Iran is moving too fast

| Tuesday, June 16, 2009
Four years ago Iran saw a lot of student protesting around the presidential election. There was some violent suppression of their dissent. In an effort to spread its views, it funds violent groups in the region, a clear imitation of American foreign policy in the 60s and 70s. Clearly these are evidence that Iran was far ahead of the rest of the Middle East, being only 40 years behind the rest of the world.

Now we're seeing massive outrage and protest over what many claim is a fraudulent election. Does this mean that Iran has moved up to the year 2000? If so, this is a disturbing speed of development. The implications are frightening.

In four years Iran has made 50 years of progress. Obviously there would be no inaccuracies in projecting this into the future. In four years Iran will be in approximately the year 2060. We won't need to worry about nuclear weapons because by then they will have anti-matter weapons and moon colonies from which to launch missiles to anywhere in the solar system. I suggest that by the year 2012 we all learn how to say "We bow to our Iranian overlords" in Arabic.

More seriously, it's a fascinating situation. I'm having no luck relating it to WoW so I apologize.

3 comments:

Anonymous said...

I think it was always there, just a lot of what we are seeing now was repressed by the local media.

I just know that I've worked alongside a few Iranians and always been impressed by how tolerant, modern thinking, and up to date they were. They also train a lot of female engineers. So none of this surprises me -- I think the country is overripe for change. It's just that a lot of people who disagreed with the regime emigrated.

Rohan said...

The part that interests me is why bother to falsify the election? The religious leadership already gets to determine which candidates are allowed to run. So why would it matter which guy wins?

I wonder if there is something going on beneath the surface, like say two factions in the religious leadership clashing, and using this election as their proxy fight.

Klepsacovic said...

@Spinks: I'm hopeful. I believe that the reason Iraq had so much trouble is that democracy cannot be imposed, it must instead be fought for. Iranians look ready to fight. With luck it won't have to be too violent, but for that I hold less hope.

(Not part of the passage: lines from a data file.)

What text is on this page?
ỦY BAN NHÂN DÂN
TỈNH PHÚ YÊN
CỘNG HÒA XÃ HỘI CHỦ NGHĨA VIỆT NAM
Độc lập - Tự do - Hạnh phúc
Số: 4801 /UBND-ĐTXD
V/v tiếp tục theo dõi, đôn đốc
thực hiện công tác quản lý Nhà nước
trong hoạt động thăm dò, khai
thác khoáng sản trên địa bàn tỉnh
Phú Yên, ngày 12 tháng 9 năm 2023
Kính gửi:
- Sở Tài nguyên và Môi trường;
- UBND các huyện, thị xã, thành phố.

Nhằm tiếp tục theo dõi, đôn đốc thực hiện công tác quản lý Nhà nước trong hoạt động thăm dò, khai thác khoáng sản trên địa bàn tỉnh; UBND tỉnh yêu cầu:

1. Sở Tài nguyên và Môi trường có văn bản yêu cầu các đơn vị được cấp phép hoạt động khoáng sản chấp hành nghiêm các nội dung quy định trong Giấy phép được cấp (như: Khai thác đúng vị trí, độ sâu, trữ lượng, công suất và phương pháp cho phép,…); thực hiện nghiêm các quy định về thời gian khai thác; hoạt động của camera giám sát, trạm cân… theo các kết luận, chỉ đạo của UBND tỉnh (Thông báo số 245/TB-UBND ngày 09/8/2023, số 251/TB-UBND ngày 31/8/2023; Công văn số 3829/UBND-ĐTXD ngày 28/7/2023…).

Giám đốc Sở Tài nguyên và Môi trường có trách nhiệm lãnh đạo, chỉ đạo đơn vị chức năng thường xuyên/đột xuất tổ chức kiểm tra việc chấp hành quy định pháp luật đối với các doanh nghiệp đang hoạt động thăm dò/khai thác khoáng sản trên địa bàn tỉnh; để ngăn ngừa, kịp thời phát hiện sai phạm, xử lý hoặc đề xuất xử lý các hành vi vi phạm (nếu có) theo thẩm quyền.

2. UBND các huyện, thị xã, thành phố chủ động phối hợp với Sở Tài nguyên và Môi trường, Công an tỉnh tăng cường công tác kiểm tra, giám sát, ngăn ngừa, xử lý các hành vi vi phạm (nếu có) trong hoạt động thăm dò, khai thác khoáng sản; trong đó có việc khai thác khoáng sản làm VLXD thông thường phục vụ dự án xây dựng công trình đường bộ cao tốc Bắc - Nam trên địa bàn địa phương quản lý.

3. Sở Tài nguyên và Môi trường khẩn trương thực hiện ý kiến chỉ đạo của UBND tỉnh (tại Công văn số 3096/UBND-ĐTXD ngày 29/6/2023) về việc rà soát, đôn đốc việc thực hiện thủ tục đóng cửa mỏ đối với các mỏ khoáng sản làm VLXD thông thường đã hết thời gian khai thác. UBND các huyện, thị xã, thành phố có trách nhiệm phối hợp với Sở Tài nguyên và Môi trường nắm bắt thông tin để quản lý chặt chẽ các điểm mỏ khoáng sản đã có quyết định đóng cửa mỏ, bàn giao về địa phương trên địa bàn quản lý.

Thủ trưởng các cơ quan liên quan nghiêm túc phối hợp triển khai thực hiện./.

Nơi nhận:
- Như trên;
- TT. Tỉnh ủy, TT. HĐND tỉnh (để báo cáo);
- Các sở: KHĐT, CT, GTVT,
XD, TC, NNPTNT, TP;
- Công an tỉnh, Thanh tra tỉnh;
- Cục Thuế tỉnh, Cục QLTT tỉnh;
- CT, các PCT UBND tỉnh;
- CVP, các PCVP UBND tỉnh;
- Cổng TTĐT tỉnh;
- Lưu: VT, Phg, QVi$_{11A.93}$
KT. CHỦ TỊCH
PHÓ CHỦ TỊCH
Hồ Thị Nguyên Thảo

@Rohan: My father has a theory for this: the rigging was planned in advance, before the opposition looked to have a chance, when the skewed results would have made perfect sense. None of the opposition candidates looked like a big deal when they were being allowed in to the race and it's hard to pretend to have a democracy if you remove too many people.

TL;DR: They didn't anticipate anything which has happened.